彼らは私について何も知らない。何が好きで、どんな風に話して、私と過ごす時間がどんなものか。知りはしないが、私をみて眉をひそめてそっと目を逸らす。なぜなら夫に死なれた私が、かわいそうだから。

ふざけんなよクソが。何も知らへんくせに。あらゆる罵詈雑言が頭の中に浮かんだが、全然足りない。怒るの得意じゃないんだけど、キレ散らかしたい時はどうすればいい?このままダッシュで走っていって、祭壇の花の中に飛び込めばいいのか?いやいや、それめちゃくちゃお涙頂戴ですわ、そんなんいらんねん。
そういえば喪主挨拶あるな。マイク握って叫んだらええんか?あれ、もしかしてエミネム的な何か?あの人いっつもマイク握ってキレてるし。なるほど、分かりました。はーい、集合〜。今から人生で絶対使う機会がないだろうと思ってた言葉、言っちゃいま〜す。マザーファッカー!!!!!!!

握りしめた拳を手洗い場の端に打ち付けたら、ゴン、と鈍い音がした。今日の喪主はエミネムや。喪主挨拶は私のマイクパフォーマンス。お前ら目ぇ逸らしている場合ちゃうぞ?目ぇから血ぃ出るまで刮目しいや?全員、道連れにしたるからな。

エミネムと化し怒りに震える私であったが、同時にこの日まで自分が哀れまているなんて思いもしなかったことも考えた。沢山友達に会ったけど、みんな普通だったな。普通に話したり、泣いたり、笑ったり。それって結構難しいことだったと思うけど。だからとりあえず今日まで来たな。これからも、多分大丈夫だとは思いたい。
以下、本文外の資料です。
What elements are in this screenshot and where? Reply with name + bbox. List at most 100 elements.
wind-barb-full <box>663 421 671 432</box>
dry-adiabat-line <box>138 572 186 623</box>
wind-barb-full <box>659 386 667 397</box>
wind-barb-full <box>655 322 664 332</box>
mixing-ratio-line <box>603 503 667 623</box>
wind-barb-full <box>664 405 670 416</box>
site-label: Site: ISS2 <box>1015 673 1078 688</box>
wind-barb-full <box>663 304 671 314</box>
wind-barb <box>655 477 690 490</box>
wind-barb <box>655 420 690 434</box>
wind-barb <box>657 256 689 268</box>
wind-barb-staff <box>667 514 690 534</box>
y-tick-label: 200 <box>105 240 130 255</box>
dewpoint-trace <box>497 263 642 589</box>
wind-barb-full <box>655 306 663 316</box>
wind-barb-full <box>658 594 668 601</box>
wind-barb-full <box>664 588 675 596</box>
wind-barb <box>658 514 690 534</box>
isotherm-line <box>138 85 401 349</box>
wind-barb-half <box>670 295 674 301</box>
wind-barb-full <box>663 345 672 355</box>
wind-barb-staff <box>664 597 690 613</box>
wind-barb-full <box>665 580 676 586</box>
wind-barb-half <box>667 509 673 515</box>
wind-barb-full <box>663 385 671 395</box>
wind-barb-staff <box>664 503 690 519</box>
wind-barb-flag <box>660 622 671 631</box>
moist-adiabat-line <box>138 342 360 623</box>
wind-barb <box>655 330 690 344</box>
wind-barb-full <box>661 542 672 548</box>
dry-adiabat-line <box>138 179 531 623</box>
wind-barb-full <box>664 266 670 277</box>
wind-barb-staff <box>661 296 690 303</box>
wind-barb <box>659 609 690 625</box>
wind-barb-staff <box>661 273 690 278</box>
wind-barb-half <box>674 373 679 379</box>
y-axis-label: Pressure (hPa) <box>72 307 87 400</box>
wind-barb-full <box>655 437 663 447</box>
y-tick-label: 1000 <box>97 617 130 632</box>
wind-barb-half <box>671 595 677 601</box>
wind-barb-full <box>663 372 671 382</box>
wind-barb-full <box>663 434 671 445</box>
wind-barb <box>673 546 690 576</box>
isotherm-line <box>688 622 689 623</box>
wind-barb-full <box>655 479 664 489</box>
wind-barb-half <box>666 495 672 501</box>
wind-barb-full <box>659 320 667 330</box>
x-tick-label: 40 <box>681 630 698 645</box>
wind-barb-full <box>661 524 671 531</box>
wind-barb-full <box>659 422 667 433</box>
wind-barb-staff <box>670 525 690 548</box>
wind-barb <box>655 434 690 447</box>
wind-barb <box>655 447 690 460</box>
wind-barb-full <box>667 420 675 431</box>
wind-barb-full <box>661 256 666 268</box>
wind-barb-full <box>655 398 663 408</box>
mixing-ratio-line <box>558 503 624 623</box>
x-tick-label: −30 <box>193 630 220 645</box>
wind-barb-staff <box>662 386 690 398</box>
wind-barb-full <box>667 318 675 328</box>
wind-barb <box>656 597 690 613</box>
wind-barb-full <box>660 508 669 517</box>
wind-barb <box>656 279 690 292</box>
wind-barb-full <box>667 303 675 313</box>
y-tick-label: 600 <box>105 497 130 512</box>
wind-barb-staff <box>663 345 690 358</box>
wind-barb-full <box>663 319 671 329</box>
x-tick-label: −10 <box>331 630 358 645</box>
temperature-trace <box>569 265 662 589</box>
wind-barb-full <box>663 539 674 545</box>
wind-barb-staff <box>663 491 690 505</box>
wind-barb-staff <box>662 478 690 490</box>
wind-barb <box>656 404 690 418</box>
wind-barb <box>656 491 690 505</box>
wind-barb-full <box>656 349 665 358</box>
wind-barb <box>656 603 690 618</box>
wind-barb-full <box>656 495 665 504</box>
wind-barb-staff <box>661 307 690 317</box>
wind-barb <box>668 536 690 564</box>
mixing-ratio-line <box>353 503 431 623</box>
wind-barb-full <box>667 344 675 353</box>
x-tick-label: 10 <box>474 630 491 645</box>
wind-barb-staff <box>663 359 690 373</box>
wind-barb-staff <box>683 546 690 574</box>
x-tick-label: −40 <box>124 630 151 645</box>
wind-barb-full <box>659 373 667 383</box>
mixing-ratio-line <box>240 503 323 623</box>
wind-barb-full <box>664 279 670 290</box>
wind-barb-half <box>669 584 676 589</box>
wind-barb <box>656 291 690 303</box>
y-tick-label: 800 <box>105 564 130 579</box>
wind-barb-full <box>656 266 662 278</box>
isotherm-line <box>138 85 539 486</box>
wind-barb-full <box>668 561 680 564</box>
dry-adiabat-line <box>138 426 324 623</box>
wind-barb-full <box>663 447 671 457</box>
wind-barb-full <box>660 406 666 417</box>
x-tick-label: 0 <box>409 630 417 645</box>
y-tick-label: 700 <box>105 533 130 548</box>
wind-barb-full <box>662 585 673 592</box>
お経をきくのが嫌すぎて、葬式は自由葬にしてもらい、山田の友人達に献歌をお願いしていたのだが(その節は無茶振りすみませんでした)、くるりのワンダーフォーゲルが流れ出した途端にエミネム云々はどうでも良くなった。そうそうこの人たち、というか山田の友人達の多くは、私がエミネムにならなくても、勝手に歌ったり踊ったりしてパーティを始める人たちで、山田もその一員だったのだ。よかったね、楽しい人生だったね、ってなにも良くないわ。はいもう一回言います。マザーファッカー!!!!!!!

私の喪主挨拶がエミネムだったかは分からないが、山田の葬式はこれまで出た中で一番良い葬式で、これから出る中でも一番良い葬式だったと思う。色々言いたいことがあるかもしれないけど、山田、そこは感謝しろ。

さて、この1年、色々な形で私たち家族に関わって下さったみなさん、ありがとうございました。気が付いた時には怒りを感じたけれど、そっと目を逸らした人たちのことを私は否定出来ない。それはある意味一番平和な方法だからだ。

けれど、そこを飛び越えて手が差し伸べられることが、届けられる言葉が、あるいはそっと届く眼差しの一つ一つが、どれだけ私を支えたかしれない。それは私のことを思いやってくれた、ということはもちろん、なんというか人間同士が関わり合うことにおいての勇気、みたいなものをそっと見せてもらっている気がした。愛と勇気だけが友達さ、ってそんなことあるかい?と思っていたけれど、やなせたかし先生はいつも正しい。こういう時に、友達はいつも愛と勇気の形をしてやって来る。

みんなありがとう、これからもよろしくね。あの日の喪主がエミネムだったこと、ずっと黙っててごめんね。